Eye tests at Lions SightFirst Eye Hospital, Nairobi. By JERRY RILEY.

Eye tests at Lions SightFirst Eye Hospital, Nairobi. By JERRY RILEY.

We are led through a courtyard, headed towards the prep and operating rooms. Many people are milling about, most elderly, some sitting in rows on benches out of the sun. It’s a touching, and pardon me, humorous scene. I looks like I have stumbled upon a convention of retired pirates, almost all of the forty or so people wearing a bandage over one eye. There seems to be comfort in numbers here as everyone has at least one very important thing in common, and there seems to be a slight air of relief as these are post-surgery folks.

Preparations for surgery at Lions SightFirst Eye Hospital, Nairobi. By JERRY RILEY.

Preparations for surgery at Lions SightFirst Eye Hospital, Nairobi. By JERRY RILEY.

I am required to don surgical garments to enter the operating theatre. Entering through a swinging door, I am in a dimly lit room, full of modern medical gear, five beds ready for patients. Having been prepped in another room, patients are led in, asked to sit until their turn comes. There is anticipation on the faces of those just arriving, already under the influence of local anesthetic. When your turn comes, you lie on the bed, your body covered with a clean blue sheet, entirely covered but for a small hole to expose the prepared eye. One technician does the preparation, making the patient comfortable. The surgeon positions themselves over a microscope above the patients head, looking into the eye. With everything else covered, the eye becomes a thing on its own, shining under the intense, focused light. Needles and scalpels go to work in skilled hands. And in five minutes it’s over. Next. The patient is bandaged by another staff member and escorted out of the room to a recovery area, then to the courtyard. In the operating room, the doctors are well on their way with the next patient. I was told that on a busy day Dr.
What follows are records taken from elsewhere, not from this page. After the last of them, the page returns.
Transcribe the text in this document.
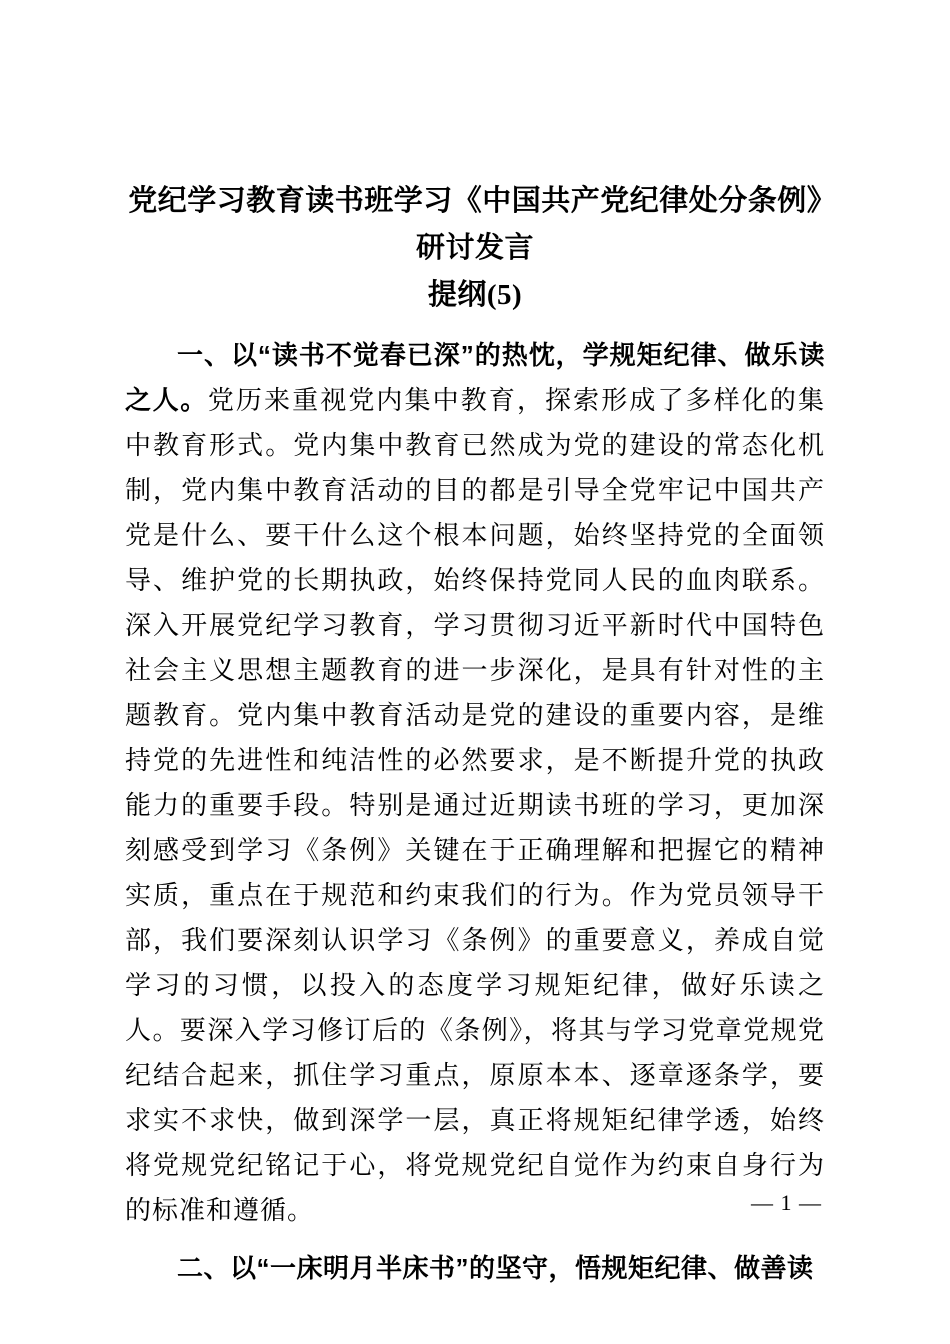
党纪学习教育读书班学习《中国共产党纪律处分条例》研讨发言
提纲(5)

一、以“读书不觉春已深”的热忱，学规矩纪律、做乐读之人。党历来重视党内集中教育，探索形成了多样化的集中教育形式。党内集中教育已然成为党的建设的常态化机制，党内集中教育活动的目的都是引导全党牢记中国共产党是什么、要干什么这个根本问题，始终坚持党的全面领导、维护党的长期执政，始终保持党同人民的血肉联系。深入开展党纪学习教育，学习贯彻习近平新时代中国特色社会主义思想主题教育的进一步深化，是具有针对性的主题教育。党内集中教育活动是党的建设的重要内容，是维持党的先进性和纯洁性的必然要求，是不断提升党的执政能力的重要手段。特别是通过近期读书班的学习，更加深刻感受到学习《条例》关键在于正确理解和把握它的精神实质，重点在于规范和约束我们的行为。作为党员领导干部，我们要深刻认识学习《条例》的重要意义，养成自觉学习的习惯，以投入的态度学习规矩纪律，做好乐读之人。要深入学习修订后的《条例》，将其与学习党章党规党纪结合起来，抓住学习重点，原原本本、逐章逐条学，要求实不求快，做到深学一层，真正将规矩纪律学透，始终将党规党纪铭记于心，将党规党纪自觉作为约束自身行为的标准和遵循。

二、以“一床明月半床书”的坚守，悟规矩纪律、做善读

— 1 —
Jyotee Trivedy and her colleagues perform as many as one hundred operations. Yes, one hundred. As I exit the hospital through the incoming waiting room I see there is no lack of candidates. The waiting room is full, the hallways into the main hospital lined with a
row of people sitting in chairs along the length of a long wall. There is apprehension in the air here. After all, it is a hospital. I wish I could tell them all that it will be okay. I have been on the inside, and seen the results in the courtyard beyond.
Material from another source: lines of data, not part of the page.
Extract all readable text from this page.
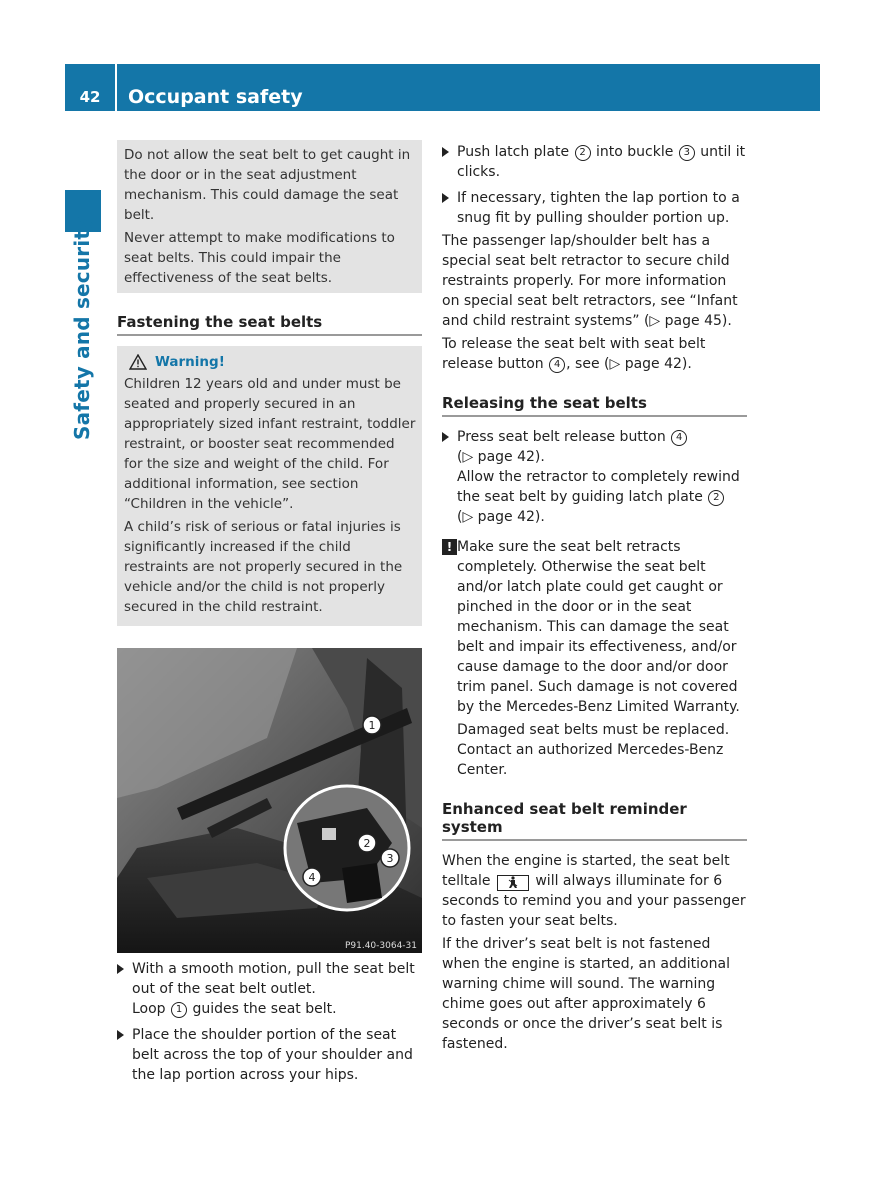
42	Occupant safety
Safety and security

Do not allow the seat belt to get caught in the door or in the seat adjustment mechanism. This could damage the seat belt.

Never attempt to make modifications to seat belts. This could impair the effectiveness of the seat belts.

Fastening the seat belts
Warning!

Children 12 years old and under must be seated and properly secured in an appropriately sized infant restraint, toddler restraint, or booster seat recommended for the size and weight of the child. For additional information, see section “Children in the vehicle”.

A child’s risk of serious or fatal injuries is significantly increased if the child restraints are not properly secured in the vehicle and/or the child is not properly secured in the child restraint.

1
2
3
4
P91.40-3064-31
With a smooth motion, pull the seat belt out of the seat belt outlet.
Loop 1 guides the seat belt.
Place the shoulder portion of the seat belt across the top of your shoulder and the lap portion across your hips.
Push latch plate 2 into buckle 3 until it clicks.
If necessary, tighten the lap portion to a snug fit by pulling shoulder portion up.
The passenger lap/shoulder belt has a special seat belt retractor to secure child restraints properly. For more information on special seat belt retractors, see “Infant and child restraint systems” (▷ page 45).
To release the seat belt with seat belt release button 4 , see (▷ page 42).
Releasing the seat belts
Press seat belt release button 4
(▷ page 42).
Allow the retractor to completely rewind the seat belt by guiding latch plate 2
(▷ page 42).
! Make sure the seat belt retracts completely. Otherwise the seat belt and/or latch plate could get caught or pinched in the door or in the seat mechanism. This can damage the seat belt and impair its effectiveness, and/or cause damage to the door and/or door trim panel. Such damage is not covered by the Mercedes-Benz Limited Warranty.

Damaged seat belts must be replaced. Contact an authorized Mercedes-Benz Center.

Enhanced seat belt reminder system
When the engine is started, the seat belt telltale	will always illuminate for 6 seconds to remind you and your passenger to fasten your seat belts.
If the driver’s seat belt is not fastened when the engine is started, an additional warning chime will sound. The warning chime goes out after approximately 6 seconds or once the driver’s seat belt is fastened.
Eye operation at Lions SightFirst Eye Hospital, Nairobi. By JERRY RILEY.

Eye operation at Lions SightFirst Eye Hospital, Nairobi. By JERRY RILEY.


(Dr. Fiyaz Khan is the chief surgeon at the Lion SightFirst Eye Hospital. In the operating theatre I had the opportunity to watch the skilled hands of Dr. Jyotee Trivedy and the support staff work their magic. Private and corporate sponsors as well as various global organizations provide the funding needed to offer the hospital services and financial assistance to those who need it. It’s about making a difference in Kenya.)